Emily Dickinson wrote, “If I read a book and it makes my whole body so cold no fire can ever warm me, I know this is poetry. If I feel physically as if the top of my head has been taken off, I know that is poetry.” The confessional poets Sylvia Plath and Elizabeth Bishop come to mind. Their mental suffering produced poignant imagery, and their poems were masterful. Plath was writing several poems a day leading up to her sad end by suicide. We also lost Bishop to that. Can we say poetry is healing in that case? When I read their work and listen to them read their work on documentaries on You Tube, I feel the top of my head taken off. Their poetry illustrates the crying out of the soul. Maybe I can find healing in their words, even if their suffering was too great for them to bear. 

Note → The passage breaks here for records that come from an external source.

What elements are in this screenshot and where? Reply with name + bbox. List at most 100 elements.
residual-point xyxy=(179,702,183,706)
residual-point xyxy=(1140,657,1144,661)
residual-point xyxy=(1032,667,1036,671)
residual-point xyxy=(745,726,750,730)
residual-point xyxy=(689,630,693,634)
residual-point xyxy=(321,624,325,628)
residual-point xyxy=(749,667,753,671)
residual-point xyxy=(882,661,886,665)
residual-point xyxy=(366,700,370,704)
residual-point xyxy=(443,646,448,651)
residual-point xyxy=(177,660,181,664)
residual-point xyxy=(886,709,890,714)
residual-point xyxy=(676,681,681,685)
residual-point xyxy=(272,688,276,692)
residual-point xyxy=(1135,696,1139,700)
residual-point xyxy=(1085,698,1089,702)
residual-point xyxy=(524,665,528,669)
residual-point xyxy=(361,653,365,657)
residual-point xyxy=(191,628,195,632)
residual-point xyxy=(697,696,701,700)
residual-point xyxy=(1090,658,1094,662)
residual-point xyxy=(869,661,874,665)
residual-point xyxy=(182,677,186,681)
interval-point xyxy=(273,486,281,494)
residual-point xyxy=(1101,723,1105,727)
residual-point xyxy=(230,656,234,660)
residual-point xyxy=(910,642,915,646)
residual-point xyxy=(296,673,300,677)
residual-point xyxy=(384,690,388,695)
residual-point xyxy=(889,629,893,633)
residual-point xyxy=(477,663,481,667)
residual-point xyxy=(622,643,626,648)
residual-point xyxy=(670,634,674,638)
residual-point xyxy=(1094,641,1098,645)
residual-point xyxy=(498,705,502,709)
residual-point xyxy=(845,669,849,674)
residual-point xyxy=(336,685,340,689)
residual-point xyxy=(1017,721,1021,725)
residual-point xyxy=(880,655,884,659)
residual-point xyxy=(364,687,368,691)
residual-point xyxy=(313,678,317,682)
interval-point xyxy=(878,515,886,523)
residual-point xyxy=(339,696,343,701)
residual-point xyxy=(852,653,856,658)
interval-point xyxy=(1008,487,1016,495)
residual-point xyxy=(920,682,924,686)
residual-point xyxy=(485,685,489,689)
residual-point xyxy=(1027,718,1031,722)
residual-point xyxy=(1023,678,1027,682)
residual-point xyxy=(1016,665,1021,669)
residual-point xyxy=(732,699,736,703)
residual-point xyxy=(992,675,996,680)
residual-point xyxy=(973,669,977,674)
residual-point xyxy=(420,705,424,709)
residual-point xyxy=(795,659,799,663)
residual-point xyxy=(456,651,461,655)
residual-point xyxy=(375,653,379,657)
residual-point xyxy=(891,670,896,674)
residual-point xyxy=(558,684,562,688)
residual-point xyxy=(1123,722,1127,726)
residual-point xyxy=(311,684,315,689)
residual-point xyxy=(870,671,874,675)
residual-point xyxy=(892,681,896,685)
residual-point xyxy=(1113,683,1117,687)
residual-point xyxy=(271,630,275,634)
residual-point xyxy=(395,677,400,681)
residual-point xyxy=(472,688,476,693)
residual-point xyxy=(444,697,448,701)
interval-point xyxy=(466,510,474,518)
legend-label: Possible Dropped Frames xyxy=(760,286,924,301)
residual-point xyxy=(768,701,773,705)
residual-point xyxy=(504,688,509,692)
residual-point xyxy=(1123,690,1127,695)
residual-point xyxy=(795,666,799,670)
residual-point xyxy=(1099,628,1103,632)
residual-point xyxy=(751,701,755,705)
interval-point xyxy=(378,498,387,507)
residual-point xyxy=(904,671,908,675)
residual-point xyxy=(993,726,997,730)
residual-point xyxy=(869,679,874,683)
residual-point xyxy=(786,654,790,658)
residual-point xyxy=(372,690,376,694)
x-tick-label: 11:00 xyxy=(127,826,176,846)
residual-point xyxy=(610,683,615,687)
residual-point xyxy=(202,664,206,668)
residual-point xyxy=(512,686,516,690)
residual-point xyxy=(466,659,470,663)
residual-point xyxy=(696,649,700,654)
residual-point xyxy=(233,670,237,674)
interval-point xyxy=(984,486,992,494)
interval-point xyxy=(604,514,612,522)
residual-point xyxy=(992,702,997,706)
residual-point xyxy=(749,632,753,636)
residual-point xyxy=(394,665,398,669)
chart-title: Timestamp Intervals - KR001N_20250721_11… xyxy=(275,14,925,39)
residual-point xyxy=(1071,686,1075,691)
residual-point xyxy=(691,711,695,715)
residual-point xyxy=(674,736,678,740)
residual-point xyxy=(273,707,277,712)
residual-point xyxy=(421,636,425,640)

Anyone with feelings and emotions can write poetry if the desire is there. The human condition calls for words in poetry and music to comfort troubled souls. I turned to poetry writing as a young child to express my feelings. I felt intimidated by all the great poets I studied in school and felt incapable of writing good poems. This fear of failure created a block. I didn’t understand how to get in touch with that deep part of myself. I think teachers need to do more to help children express themselves with poetry. What we don’t heal internally will project out as anger and hurt others publicly (Jung). Writing poetry is meditative, a true practice of being present to oneself.